Vitamin B12 is found in all foods of animal origin, including dairy, eggs, meat, poultry, and fish. According to one report, small, inconsistent amounts occur in seaweed (including nori and chlorella) and tempeh. Many researchers and healthcare professionals believe that people cannot rely on vegetarian sources to provide predictably sufficient quantities of vitamin B12. However, another study found substantial amounts of vitamin B12 in nori (at least 55 mcg per 100 grams of dry weight).
The vitamin B-complex refers to all of the known essential water-soluble vitamins except for vitamin C. These include thiamine (vitamin B1), riboflavin (vitamin B2), niacin (vitamin B3), pantothenic acid (vitamin B5), pyridoxine (vitamin B6), biotin, folic acid and the cobalamins (vitamin B12).
"Vitamin B" was once thought to be a single nutrient that existed in extracts of rice, liver, or yeast.
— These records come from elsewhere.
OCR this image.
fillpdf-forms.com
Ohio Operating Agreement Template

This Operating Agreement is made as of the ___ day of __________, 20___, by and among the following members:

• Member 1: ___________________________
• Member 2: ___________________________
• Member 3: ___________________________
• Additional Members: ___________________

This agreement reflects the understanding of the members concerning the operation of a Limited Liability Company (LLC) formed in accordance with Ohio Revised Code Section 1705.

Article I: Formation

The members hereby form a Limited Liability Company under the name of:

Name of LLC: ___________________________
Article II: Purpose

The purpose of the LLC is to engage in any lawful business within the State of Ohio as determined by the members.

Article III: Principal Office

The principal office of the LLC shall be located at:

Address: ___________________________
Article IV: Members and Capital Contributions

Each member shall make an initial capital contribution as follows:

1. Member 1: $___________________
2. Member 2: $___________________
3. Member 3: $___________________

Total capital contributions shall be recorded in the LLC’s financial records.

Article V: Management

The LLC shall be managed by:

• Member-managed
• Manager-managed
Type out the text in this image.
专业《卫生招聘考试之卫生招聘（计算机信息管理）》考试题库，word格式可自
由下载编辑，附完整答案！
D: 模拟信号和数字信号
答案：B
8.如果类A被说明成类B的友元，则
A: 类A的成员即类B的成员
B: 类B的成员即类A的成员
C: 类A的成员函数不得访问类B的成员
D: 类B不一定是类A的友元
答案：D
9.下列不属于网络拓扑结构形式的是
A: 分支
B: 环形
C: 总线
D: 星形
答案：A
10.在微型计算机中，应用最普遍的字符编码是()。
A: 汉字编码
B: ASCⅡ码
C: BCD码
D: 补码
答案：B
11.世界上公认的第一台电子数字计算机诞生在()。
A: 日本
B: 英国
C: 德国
Researchers later discovered these extracts contained several vitamins, which were given distinguishing numbers. Unfortunately, this has led to an erroneous belief among non-scientists that these vitamins have a special relationship to each other. Further adding to confusion has been the "unofficial" designation of other substances as members of the B-complex, such as choline, inositol, and para-aminobenzoic acid (PABA), even though they are not essential vitamins.
Each member of the B-complex has a unique structure and performs unique functions in the human body. Vitamins B1, B2, B3, and biotin participate in different aspects of energy production, vitamin B6 is essential for amino acid metabolism, and vitamin B12 and folic acid facilitate steps required for cell division. Each of these vitamins has many additional functions. However, contrary to popular belief, no functions require all B-complex vitamins simultaneously.
Human requirements for members of the B-complex vary considerably—from 3 mcg per day for vitamin B12 to 18 mg per day for vitamin B3 in adult males, for example. Therefore, taking equal amounts of each one—as provided in many B-complex supplements—makes little sense. Furthermore, there is little evidence supporting the use of megadoses of B-complex vitamins to combat everyday stress, boost energy, or control food cravings, unless a person has a deficiency of one or more of them. Again, contrary to popular belief, there is no evidence indicating people should take all B vitamins to avoid an imbalance when one or more individual B vitamin is taken for a specific health condition.
Most multivitamin-mineral products contain the B-complex along with the rest of the essential vitamins and minerals. Since they are more complete than B-complex vitamins alone, multiple vitamin-mineral supplements are recommended to improve overall micronutrient intake and prevent deficiencies.